A course designed to help women understand how to get more for their dollars will be offered through Lincoln County Cooperative Extension in October. Women of all ages and bank accounts are invited to sign up, no matter how much or little is known about finances, Extension Agent for Family and Consumer Sciences Leigh Guth told the Times-News on Monday.
Guth will lead a five-class series — Money Talk- A Financial Guide for Women — a course she hopes will help women out there just like her before she became informed, who may not know much about their finances. Making women more confident about asking questions about money is one of her goals next month, breaking the taboo that it is improper for females to talk about money, she said.
Participants will learn how to do more with what they have, the extension agent hopes, whether it’s a lot of money or a little.
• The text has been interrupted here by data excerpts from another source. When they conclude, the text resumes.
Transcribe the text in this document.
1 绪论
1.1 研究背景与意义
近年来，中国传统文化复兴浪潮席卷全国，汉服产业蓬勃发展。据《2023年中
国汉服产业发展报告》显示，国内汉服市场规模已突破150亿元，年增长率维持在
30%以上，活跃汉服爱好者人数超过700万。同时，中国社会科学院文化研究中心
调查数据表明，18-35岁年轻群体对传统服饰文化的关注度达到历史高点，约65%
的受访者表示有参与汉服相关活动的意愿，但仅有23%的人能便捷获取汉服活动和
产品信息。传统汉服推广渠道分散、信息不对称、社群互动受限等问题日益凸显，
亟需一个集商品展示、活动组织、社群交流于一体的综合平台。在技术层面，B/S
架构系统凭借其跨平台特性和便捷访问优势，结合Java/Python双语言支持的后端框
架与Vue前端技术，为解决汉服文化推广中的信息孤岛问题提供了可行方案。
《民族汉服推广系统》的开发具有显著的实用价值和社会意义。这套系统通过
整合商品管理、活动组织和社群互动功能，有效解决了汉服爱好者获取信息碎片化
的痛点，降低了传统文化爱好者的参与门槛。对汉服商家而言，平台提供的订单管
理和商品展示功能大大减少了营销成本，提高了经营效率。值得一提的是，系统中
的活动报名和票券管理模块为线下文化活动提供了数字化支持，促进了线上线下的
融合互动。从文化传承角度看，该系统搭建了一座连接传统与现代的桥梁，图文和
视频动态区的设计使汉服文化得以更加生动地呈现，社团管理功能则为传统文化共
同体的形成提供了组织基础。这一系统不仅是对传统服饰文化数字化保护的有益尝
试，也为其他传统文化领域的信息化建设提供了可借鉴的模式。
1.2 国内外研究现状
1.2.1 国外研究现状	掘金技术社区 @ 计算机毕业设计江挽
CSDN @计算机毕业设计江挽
The attending woman will learn definitions of financial terms and will become more informed on related topics, such as the stock market and what is done with it, budgeting, what to insure and why insurance is important.
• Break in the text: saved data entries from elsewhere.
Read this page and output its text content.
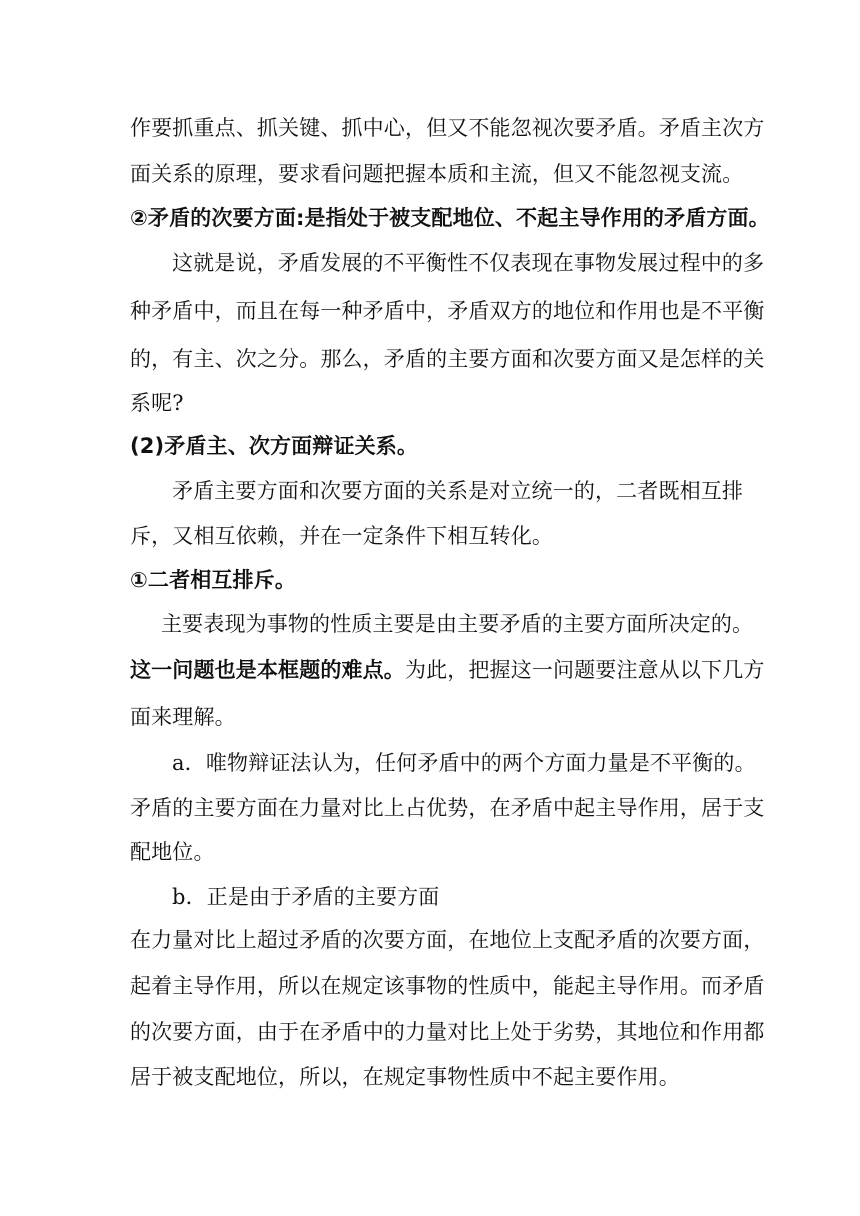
作要抓重点、抓关键、抓中心，但又不能忽视次要矛盾。矛盾主次方
面关系的原理，要求看问题把握本质和主流，但又不能忽视支流。
②矛盾的次要方面:是指处于被支配地位、不起主导作用的矛盾方面。
这就是说，矛盾发展的不平衡性不仅表现在事物发展过程中的多
种矛盾中，而且在每一种矛盾中，矛盾双方的地位和作用也是不平衡
的，有主、次之分。那么，矛盾的主要方面和次要方面又是怎样的关
系呢?
(2)矛盾主、次方面辩证关系。
矛盾主要方面和次要方面的关系是对立统一的，二者既相互排
斥，又相互依赖，并在一定条件下相互转化。
①二者相互排斥。
主要表现为事物的性质主要是由主要矛盾的主要方面所决定的。
这一问题也是本框题的难点。为此，把握这一问题要注意从以下几方
面来理解。
a．唯物辩证法认为，任何矛盾中的两个方面力量是不平衡的。
矛盾的主要方面在力量对比上占优势，在矛盾中起主导作用，居于支
配地位。
b．正是由于矛盾的主要方面
在力量对比上超过矛盾的次要方面，在地位上支配矛盾的次要方面，
起着主导作用，所以在规定该事物的性质中，能起主导作用。而矛盾
的次要方面，由于在矛盾中的力量对比上处于劣势，其地位和作用都
居于被支配地位，所以，在规定事物性质中不起主要作用。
“Some women may not come (to the class) because they think that others will think the woman made bad choices or are on the verge of bankruptcy, when that really isn’t the case,” Guth said. “You’re not just going to a class, you’re leaving with specific knowledge that can help you.”
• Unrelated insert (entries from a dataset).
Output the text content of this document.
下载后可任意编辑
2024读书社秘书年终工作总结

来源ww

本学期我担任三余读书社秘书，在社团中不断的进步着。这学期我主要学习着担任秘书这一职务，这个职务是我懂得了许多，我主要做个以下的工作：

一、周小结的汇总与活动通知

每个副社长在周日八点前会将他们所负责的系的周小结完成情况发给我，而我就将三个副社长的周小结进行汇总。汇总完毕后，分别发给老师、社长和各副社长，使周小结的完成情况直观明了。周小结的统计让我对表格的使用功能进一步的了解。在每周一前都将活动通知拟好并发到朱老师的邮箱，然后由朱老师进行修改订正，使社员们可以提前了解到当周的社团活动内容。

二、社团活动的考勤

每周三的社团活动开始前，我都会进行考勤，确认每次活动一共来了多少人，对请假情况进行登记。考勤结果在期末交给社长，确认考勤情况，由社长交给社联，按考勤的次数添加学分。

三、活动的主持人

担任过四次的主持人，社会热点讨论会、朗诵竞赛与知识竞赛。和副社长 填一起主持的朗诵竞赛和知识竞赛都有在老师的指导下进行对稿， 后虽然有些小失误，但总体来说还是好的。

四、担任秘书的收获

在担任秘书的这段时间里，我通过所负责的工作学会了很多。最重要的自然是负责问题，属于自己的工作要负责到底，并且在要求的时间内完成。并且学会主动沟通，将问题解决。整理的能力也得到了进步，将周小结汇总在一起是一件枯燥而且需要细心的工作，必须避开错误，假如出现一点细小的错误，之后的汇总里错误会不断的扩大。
Guth has been running the local class for the last two years, during which she has seen participants from every age group, including mother-daughter teams and women who want to be informed before making decisions in the near future. Guth remembers a participant who was having a meeting with a human resources representative from her work to talk about 401K options and other benefits that she was unsure of.
After taking the course, she felt ready to tackle those types of situations, Guth explained.
This is the second year the local Cooperative Extension branch will offer this type of event — a class Guth decided she wanted to teach after realizing if she had questions and was confused about certain financial situations, other women probably were, too. The topic seemed relevant and important to her as she found research that supported the claim that the majority of women (85 to 90 percent) will be responsible for having to make their own financial decisions at some point in their lives.
A guidebook is included that was created by women for women, Guth said, and is part of the $33 cost of the course. Those interested must register by Friday by calling (704)736-8461 or email firstname.lastname@example.org.
Classes will be at the Citizen’s Center in Lincolnton from 2 to 5 p.m., Tuesdays, from Oct. 2 to Oct. 30. The program will also be offered from 2 to 5 p.m., on Wednesdays, Oct. 3 to Oct. 31 at the Shanklin Library in Denver.
If nothing else, come because smart women are just fun, Guth said.